Uri's framing line: "I'm not sure there's even a theoretical solution to how to handle it. Probably multiple stable equilibria for that situation."


Methodology and caveats UPDATED

About this article. Drafted from six WhatsApp voice notes Uri Peleg recorded on 2026-04-30 + 2026-05-01 (~12 minutes total). Transcripts at articles/uri-squid-invisible-ante/transcripts.md. Uri Peleg is a WSOP bracelet winner, elite cash player, and Squid Classic specialist β€” the verbatim framing devices ("reverse sit-and-go", "invisible dead money", "raise to size of squid", "discounted limp") are his. The math layer (the squid value table, the formula derivations, the data widgets) is solver-cross-checked QuintAI commentary; the structural prose connects the six clips into a single arc.

Data rail. Solver data pulled across two sessions via three pull scripts against the strategy_grid_client preview endpoint (v1 rail, preview.rlserv.aceguardianrl.com). 70+ queries total across 8 batches: per-position open metrics Γ— cash/val=3/val=10 (D1+D2), BB defense vs CO 2.5Γ— (D3), BTN open val-sweep (D4), BB defense vs CO 1.5–10 BB opens (D5), CO c-bet on Kc9d4s (D7), 7-2o opens by position (D8), open frontiers per position (D9), BB defense frontiers (D10). Findings note at findings.md.

Reach weighting. All percentages quoted (limp%, VPIP, all-in%, fold%) are combo-level reach-weighted aggregates from the solver's GTO post-processed strategy. Reach = the probability the equilibrium reaches that decision point with that specific combo, after upstream actions. Hand-class examples in the prose (e.g. "open-shoving 22", "UTG opens T4s as its worst") refer to the aggregate behavior of that hand class, not a single combo.

Action-set ceiling. The trained model's preflop action set has seven discretized actions per position: fold, call, all-in, and four raise sizes maxing at 7.25 BB (or 6.0 BB from SB). Identical across cash and all val levels β€” verified via diagnose_action_set.py. The ceiling is RL-derived, not a hard engineering cap: larger raise sizes weren't kept in training because exploration past 7.2 BB didn't pay off in the loss function. So avg_raise_bb at val=5+ is a lower bound; the unconstrained equilibrium raise is plausibly higher. VPIP, limp%, all-in%, and BB defense are unaffected. At val=10 only ~1% of mass goes to raise 7.2 anyway, so format-level claims still hold.

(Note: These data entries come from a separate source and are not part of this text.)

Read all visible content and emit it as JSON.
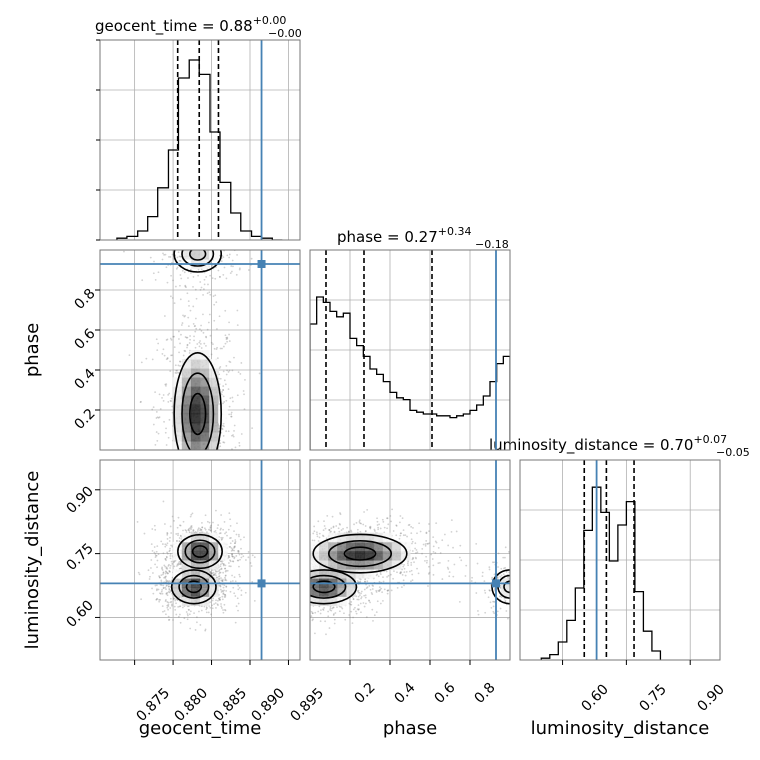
{
  "chart_data": {
    "type": "corner",
    "parameters": [
      "geocent_time",
      "phase",
      "luminosity_distance"
    ],
    "truths": {
      "geocent_time": 0.8915,
      "phase": 0.93,
      "luminosity_distance": 0.68
    },
    "colors": {
      "truth": "#4682b4",
      "hist": "#000000",
      "grid": "#b0b0b0",
      "scatter": "#7f7f7f"
    },
    "grid": true,
    "panels": {
      "geocent_time": {
        "title": "geocent_time = 0.88",
        "title_sup": "+0.00",
        "title_sub": "−0.00",
        "range": [
          0.8705,
          0.8965
        ],
        "ticks": [
          0.875,
          0.88,
          0.885,
          0.89,
          0.895
        ],
        "tick_labels": [
          "0.875",
          "0.880",
          "0.885",
          "0.890",
          "0.895"
        ],
        "quantiles": [
          0.8806,
          0.8834,
          0.8859
        ],
        "bin_edges": [
          0.8727,
          0.874,
          0.8754,
          0.8767,
          0.878,
          0.8794,
          0.8807,
          0.8821,
          0.8834,
          0.8848,
          0.8861,
          0.8875,
          0.8888,
          0.8902,
          0.8915,
          0.8929,
          0.8942
        ],
        "counts": [
          0.01,
          0.02,
          0.05,
          0.13,
          0.29,
          0.5,
          0.9,
          1.0,
          0.92,
          0.6,
          0.32,
          0.15,
          0.05,
          0.02,
          0.01,
          0.0
        ]
      },
      "phase": {
        "title": "phase = 0.27",
        "title_sup": "+0.34",
        "title_sub": "−0.18",
        "range": [
          0.0,
          1.0
        ],
        "ticks": [
          0.2,
          0.4,
          0.6,
          0.8
        ],
        "tick_labels": [
          "0.2",
          "0.4",
          "0.6",
          "0.8"
        ],
        "quantiles": [
          0.08,
          0.27,
          0.61
        ],
        "counts": [
          0.7,
          0.85,
          0.82,
          0.77,
          0.74,
          0.76,
          0.62,
          0.58,
          0.52,
          0.45,
          0.42,
          0.38,
          0.32,
          0.29,
          0.28,
          0.22,
          0.21,
          0.2,
          0.2,
          0.19,
          0.19,
          0.18,
          0.19,
          0.2,
          0.22,
          0.25,
          0.3,
          0.38,
          0.48,
          0.52
        ]
      },
      "luminosity_distance": {
        "title": "luminosity_distance = 0.70",
        "title_sup": "+0.07",
        "title_sub": "−0.05",
        "range": [
          0.5,
          0.97
        ],
        "ticks": [
          0.6,
          0.75,
          0.9
        ],
        "tick_labels": [
          "0.60",
          "0.75",
          "0.90"
        ],
        "quantiles": [
          0.651,
          0.703,
          0.768
        ],
        "bin_edges": [
          0.55,
          0.57,
          0.59,
          0.61,
          0.63,
          0.65,
          0.67,
          0.69,
          0.71,
          0.73,
          0.75,
          0.77,
          0.79,
          0.81,
          0.83
        ],
        "counts": [
          0.01,
          0.03,
          0.1,
          0.22,
          0.4,
          0.72,
          0.96,
          0.82,
          0.55,
          0.75,
          0.88,
          0.38,
          0.16,
          0.05
        ]
      }
    },
    "tick_labels_left": {
      "phase": [
        "0.2",
        "0.4",
        "0.6",
        "0.8"
      ],
      "luminosity_distance": [
        "0.60",
        "0.75",
        "0.90"
      ]
    },
    "blobs": {
      "geocent_time_vs_phase": [
        {
          "x": 0.8832,
          "y": 0.18,
          "sx": 0.0017,
          "sy": 0.17,
          "w": 1.0
        },
        {
          "x": 0.8832,
          "y": 0.98,
          "sx": 0.0017,
          "sy": 0.05,
          "w": 0.35
        }
      ],
      "geocent_time_vs_luminosity_distance": [
        {
          "x": 0.8835,
          "y": 0.755,
          "sx": 0.0016,
          "sy": 0.022,
          "w": 1.0
        },
        {
          "x": 0.8827,
          "y": 0.672,
          "sx": 0.0016,
          "sy": 0.022,
          "w": 0.95
        }
      ],
      "phase_vs_luminosity_distance": [
        {
          "x": 0.25,
          "y": 0.75,
          "sx": 0.13,
          "sy": 0.025,
          "w": 1.0
        },
        {
          "x": 0.07,
          "y": 0.672,
          "sx": 0.09,
          "sy": 0.022,
          "w": 0.9
        },
        {
          "x": 1.0,
          "y": 0.672,
          "sx": 0.05,
          "sy": 0.022,
          "w": 0.3
        }
      ]
    }
  }
}
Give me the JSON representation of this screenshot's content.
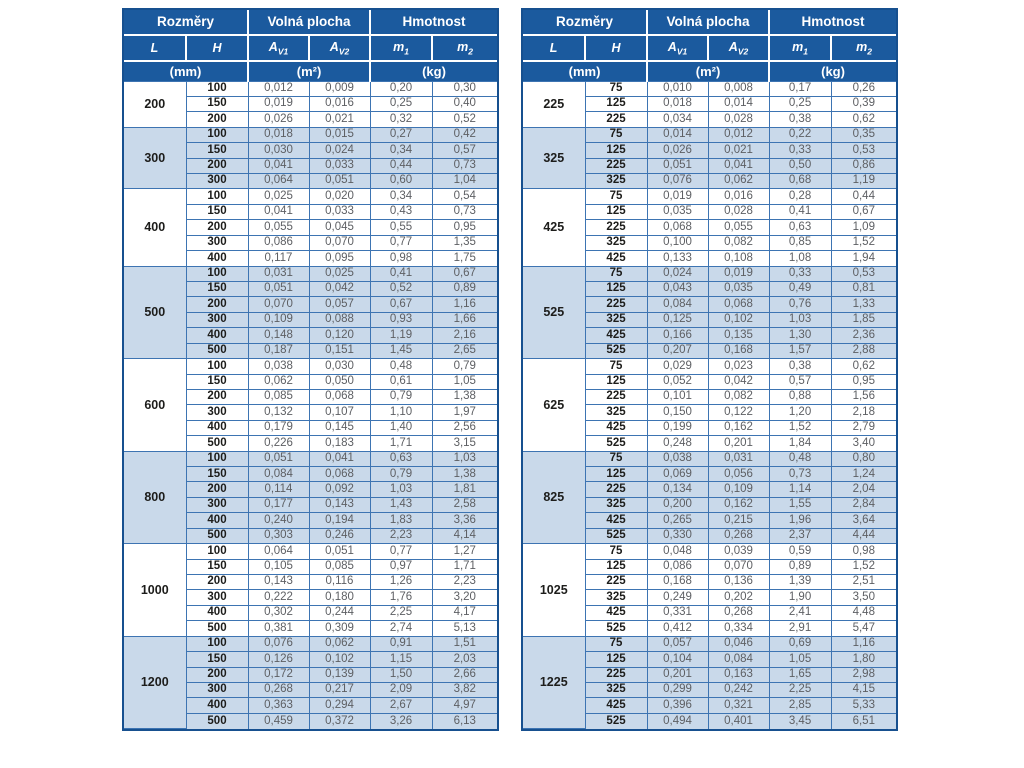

Format scope. Stand-up Game (Squid Classic) only. Squid Hunt Regular, Squid Hunt Progressive, and Squid Double are out of scope β€” book-2 trains only Stand-up Game, and the squid value math (6 Γ— val / (N βˆ’ 1)) assumes the binary one-per-player cap that defines this variant.

Stack depth. All pulls use 100 BB starting stacks (book-2 v1.8.0 default). Different stack depths would change the Β§3c effective-depth math materially; that's covered qualitatively but not quantitatively across pulls.

Rake. All pulls include 3% rake with a 3 BB cap. The cash-baseline BB defense numbers (e.g. 37% vs CO 2.5Γ—) may be slightly rake-depressed relative to rakeless benchmarks.

Postflop scope (Β§4). D7 sampled CO c-bet on a single dry K-high flop (Kc 9d 4s) across cash + val=3 + val=10. The 14-pp check-frequency shift between cash and val=3 is a single-board data point; broader board-class coverage (mid-connected, paired, monotone) is logged as a v0.3 query coverage gap and would benefit from a follow-up batch.

Multi-equilibria caveat. Whether Stand-up Game has a single equilibrium or several stable ones is genuinely an open theoretical question β€” Uri raised it explicitly. v0.2 surfaces the question in the appendix and defers full treatment to a planned separate piece (slug uri-squid-multi-equilibria). Solver output should be read as "one equilibrium the model converged to," not as proof of uniqueness.

Mental-model framing for Β§3b. Uri's "raise to size of squid" rule is a mental model. At val=3 / val=5 the solver matches it closely at UTG; at val=10 the action-set ceiling (above) truncates the headline raise. The deeper insight β€” at high val, opening to ~squid value is roughly a min-raise in effective-BB terms β€” survives the ceiling.